BUENA VISTA SOCIAL CLUB (67)
Directed by: Wim Wenders
The Pitch: The story of a group of old-time Cuban musicians (average age around 80), who languished forgotten for many years till tracked down and reunited by composer / producer Ry Cooder.
Theo Sez: Those misguided few looking for objective guidelines to cinematic excellence can pretty much go with the rating above ; anyone who's a bit of a dreamer, though, or a bit of a romantic, nostalgically attached to lost causes and vanished times, should put this madly evocative piece at the very top of their priorities (I toyed briefly with giving it an 85 or something, just on emotional impact, but a sense of duty prevailed).

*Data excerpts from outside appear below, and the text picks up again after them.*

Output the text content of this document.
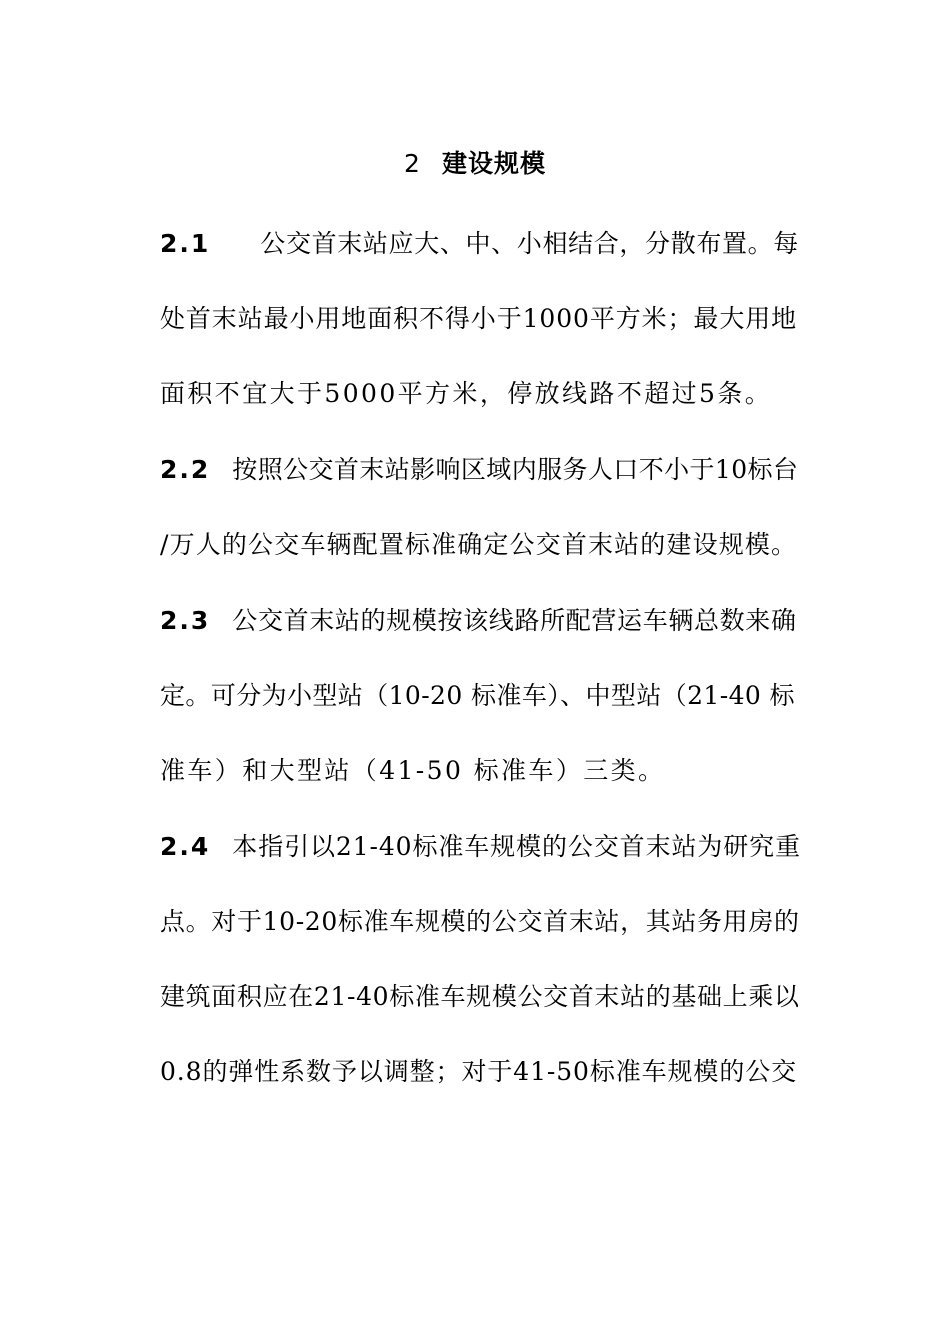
2 建设规模
2.1 公交首末站应大、中、小相结合，分散布置。每
处首末站最小用地面积不得小于1000平方米；最大用地
面积不宜大于5000平方米，停放线路不超过5条。
2.2 按照公交首末站影响区域内服务人口不小于10标台
/万人的公交车辆配置标准确定公交首末站的建设规模。
2.3 公交首末站的规模按该线路所配营运车辆总数来确
定。可分为小型站（10-20 标准车）、中型站（21-40 标
准车）和大型站（41-50 标准车）三类。
2.4 本指引以21-40标准车规模的公交首末站为研究重
点。对于10-20标准车规模的公交首末站，其站务用房的
建筑面积应在21-40标准车规模公交首末站的基础上乘以
0.8的弹性系数予以调整；对于41-50标准车规模的公交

There are unequivocal delights (ocean spray exploding over the rundown grandeur of Havana's waterfront, a dapper octogenarian introducing himself by solemnly announcing that he was born legitimate), but Wenders' orderly, reductive way of moving from musician to musician, with a short segment on each - "You komm in vun at a time, ja," you can almost hear him saying, "und state your name for ze camera" - seems all wrong for this jazzy, laid-back material, and he's criminally negligent in not probing further into the past, merely repeating that these musicians were "forgotten" for many years (no doubt deliberate, so as not to distract from the music, but you still want to know - do they feel incongruous in Fidel's Cuba? what do they think of the way the country's changed since they were starting out?) ; it's a studied neutrality, most damaging perhaps when the film follows them to New York for a Carnegie Hall concert - their first time in the US, the country that's shaped their lives more than any other - and records only bland observations on how big and shiny everything is, sounding for all the world like some dopey, borderline-condescending Adopt-A-Cuban-Oldie scheme. Still, no film (or, more accurately, no CD) in ages has pierced so deep or left me with so much ; if you feel nothing, during the opening bars of "Chan Chan", when that dreamy swaying music starts up, calling up sultry days and the shade of palm trees, old superstitions and the names of forgotten Cuban villages (long since re-named, no doubt, for heroes of the Revolution), if you don't choke up just a little ... well, then you're obviously not me. But you probably knew that.